Magnetic slow relaxation of pseudo-binuclear Ln(III)-nitronyl nitroxide radical complexes involving non-covalent O⋯O interactions

Abstract

Five new nitronyl-nitroxide radical-Ln(III) complexes, [Ln(hfac)3(NITPh-2-OCH2Ph)(IMHPh-2–OCH2Ph)] (Ln = Tb(1), Dy(2)) and [Ln(hfac)3(NITPh-2-OCH2Ph)2] (Ln = Ho(3), Er(4), Yb(5)) (hfac = hexafluoroacetylacetonate, NITPh-2-OCH2Ph = 2-(2-benzyloxyphenyl)-4,4,5,5-tetramethylimidazoline-1-oxyl-3-oxide, IMHPh-2-O-CH2Ph = the reduced derivative of NITPh-2-OCH2Ph), have been synthesized and characterized. The single-crystal X-ray diffraction analysis shows that all these complexes crystallize in triclinic P1−space group, and are composed of mononuclear molecules. The central Ln(III) ion is eight-coordinated by three bidentate chelating hfac anions and two monodentate NITR (or IMHR) molecules, with a dodecahedron environment.

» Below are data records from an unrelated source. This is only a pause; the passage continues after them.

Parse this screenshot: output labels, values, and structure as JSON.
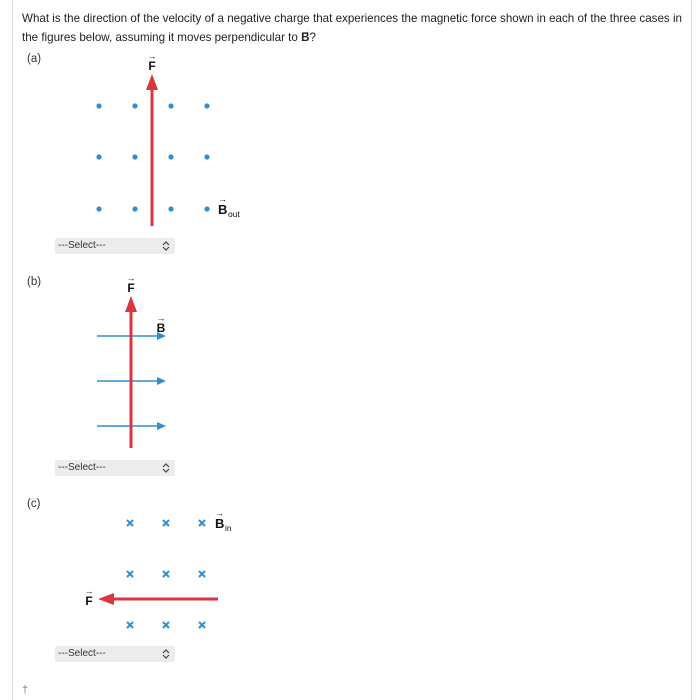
{
  "question": {
    "text_before": "What is the direction of the velocity of a negative charge that experiences the magnetic force shown in each of the three cases in the figures below, assuming it moves perpendicular to",
    "bold_symbol": "B",
    "text_after": "?"
  },
  "parts": [
    {
      "label": "(a)",
      "select_value": "---Select---",
      "force_label": "F",
      "field_label": "B",
      "field_subscript": "out"
    },
    {
      "label": "(b)",
      "select_value": "---Select---",
      "force_label": "F",
      "field_label": "B"
    },
    {
      "label": "(c)",
      "select_value": "---Select---",
      "force_label": "F",
      "field_label": "B",
      "field_subscript": "in"
    }
  ],
  "footer": {
    "marker": "†"
  },
  "colors": {
    "force": "#d9363e",
    "field": "#2f8fd0"
  }
}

There arise a common interesting structural feature for these complexes that the mononuclear molecules form pseudo-binuclear structures through intermolecular non-covalent N–O⋯O–N contacts of nitroxide groups. All of them show intramolecular weak antiferromagnetic interactions between Ln(III) ion and radicals. Alternating current (ac) magnetic susceptibilities display a frequency-dependent characteristic for both Tb(1) and Dy(2), typical of magnetic slow relaxation of single-molecule magnet (SMM) behavior.